Dass Krisen immer auch Chancen bergen, ist eine Binsenwahrheit. Doch fürs Bankfach trifft dies beim Coronavirus tatsächlich zu, findet finews.ch. Umso weniger dürfen sich die Institute jetzt Fehler leisten.
«Bankster» – seit der letzten Finanzkrise geht die Verballhornung von Gangster und Banker um, und ist trotz allen Image-Bemühungen der Branche nicht aus den Köpfen des Publikums zu bringen. Im Gegenteil. Fortwährende Bonusexzesse an der Spitze grosser Finanzkonzerne und zuletzt der unsägliche Spitzelskandal bei der Credit Suisse (CS) sorgen dafür, dass der Ruf des Bankfachs bleibt, wo er ist: auf ziemlich tiefem Niveau.
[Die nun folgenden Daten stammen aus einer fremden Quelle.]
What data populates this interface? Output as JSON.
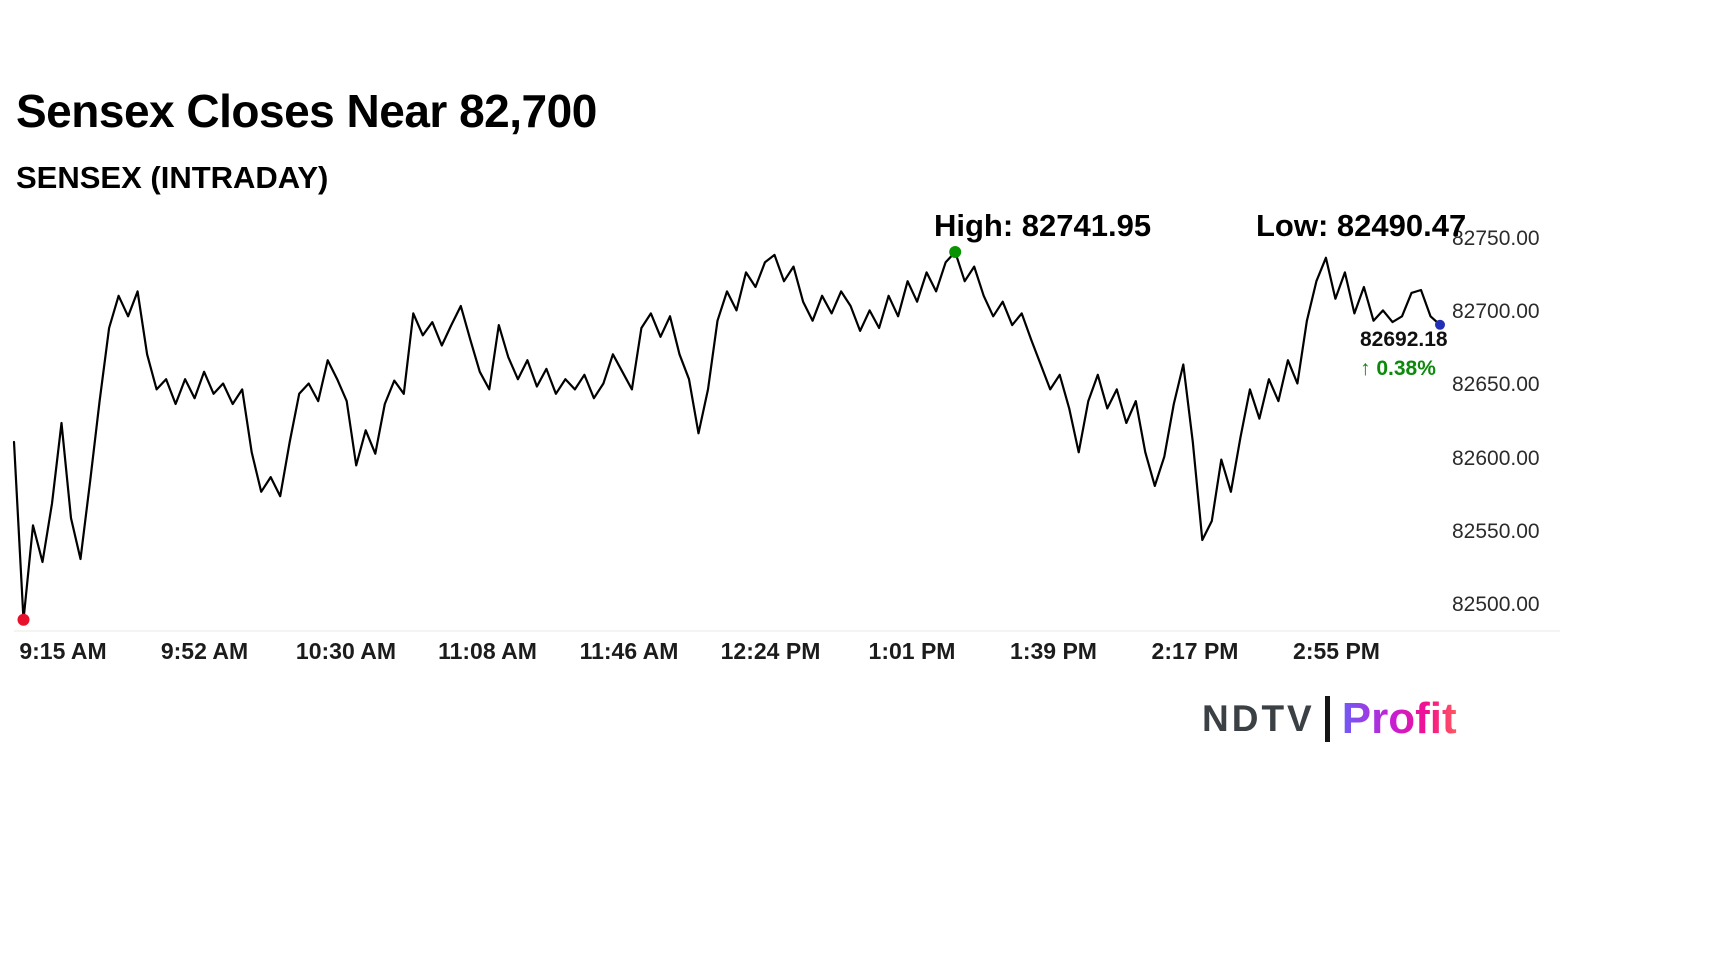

Doch das Coronavirus, so hart es die von der Krankheit Betroffenen, das öffentliche Leben und die Wirtschaft trifft, bietet für die Banken eine wohl einmalige Chance. Jetzt können die Institute zeigen, dass sie dem hohen Anspruch, die Lebensader der Volkswirtschaft zu sein, gerecht werden.
Kollateralschaden der Gesundheitskrise
Die Banken haben dabei aktuell gleich mehrere Vorteile. Zum einen sind sie nicht von den Vorkehrungen zum Schutz der Bevölkerung betroffen. Während Schulen, der Handel, Restaurants schliessen, bleiben die Bankfilialen in der Regel offen. Die Branche hat also weitgehend freie Bahn, das Wirtschaftsgeschehen in den nächsten Wochen zu gestalten. Allerdings steht sie dabei auch unter verschärfter Beobachtung.
Ein weiterer Vorteil: Experten wie Stefan Gerlach, Chefökonom der Zürcher Privatbank EFG, sind sich sicher, dass der Coronavirus-Schock im Kern noch keine Liquiditätskrise ist. Das eigentlich Problem ist das Virus an sich, findet Gerlach, und nicht das Bankensystem – der Crash der Märkte ist aus dieser Warte ein Kollateralschaden der Gesundheitskrise.
Anders gesagt: Die Banken müssen anders als in der Finanzkrise nicht um ihr eigenen Überleben kämpfen, sondern um das ihrer Kunden, namentlich der Firmen und KMU.
Was man von einer «Unternehmerbank» erwartet
Diesbezüglich haben Schweizer Exponenten bereits löbliche Aktivitäten entwickelt. Die Zürcher Kantonalbank (ZKB) legte 100 Millionen Franken auf die hohe Kante, um Firmen mit Liquiditäts-Engpässen beizuspringen. Die Luzerner Kantonalbank stellt immerhin 50 Millionen Franken bereit, wie auch die BEKB – und auf Anregung der CS könnte diverse Schweizer Platzhirsche ein Kreditprogramm mit über 20 Milliarden Franken lancieren. Das ist genau das, was man von einen Institut, das sich dem Slogan der «Unternehmerbank» verschrieben hat, erwarten würde.
Doch nicht nur das Firmenkunden-Geschäft ist im jetzigen Umfeld gefordert. Private Banker müssen trotz «Social Distancing» ihre superreichen Kunden an der Hand nehmen und ihnen bei der Sicherung des Vermögens zur Seite stehen. Retailbanker dürfen die Glastüren ihrer Filialen nicht vor den Ängsten der Kleinsparer verschliessen; auf der Kreditseite haben sie das ihrige dazu beizutragen, dass der Immobilienmarkt nicht in eine Abwärtsspirale aus Preiszerfall und Nachschusspflicht gerät.
Flüchtiger Goodwill
Das ist viel verlangt, und die Tücke liegt wohl auch in dieser Krise im Detail, sprich in der Ausführung. Wenn die Banken die Bedingungen für zusätzliche Liquidität zu eng setzten, wenn Privatbanken die «Margin Calls» auf Lombardkrediten zu rigoros ausrufen, und wenn im Privatkundengeschäft sinkende Erträge postwendend in höhere Gebühren umgelegt werden: Dann ist der Goodwill der Kundschaft schnell verflogen.
Gleichzeitig besteht die Gefahr, wieder ins alte Fahrwasser zu geraten. Trotz Verschiebungen wegen des «Lockdown» stehen auch im Swiss Banking unweigerlich die Generalversammlungen an. Dann wird wieder über die «alte Welt» des Banking diskutiert: Überdurchschnittliche Löhne bei oftmals unterdurchschnittlicher Performance. Bleibt zu hoffen, dass die Banken auch in dieser Beziehung die Zeichen einer neuen Zeit erkennen.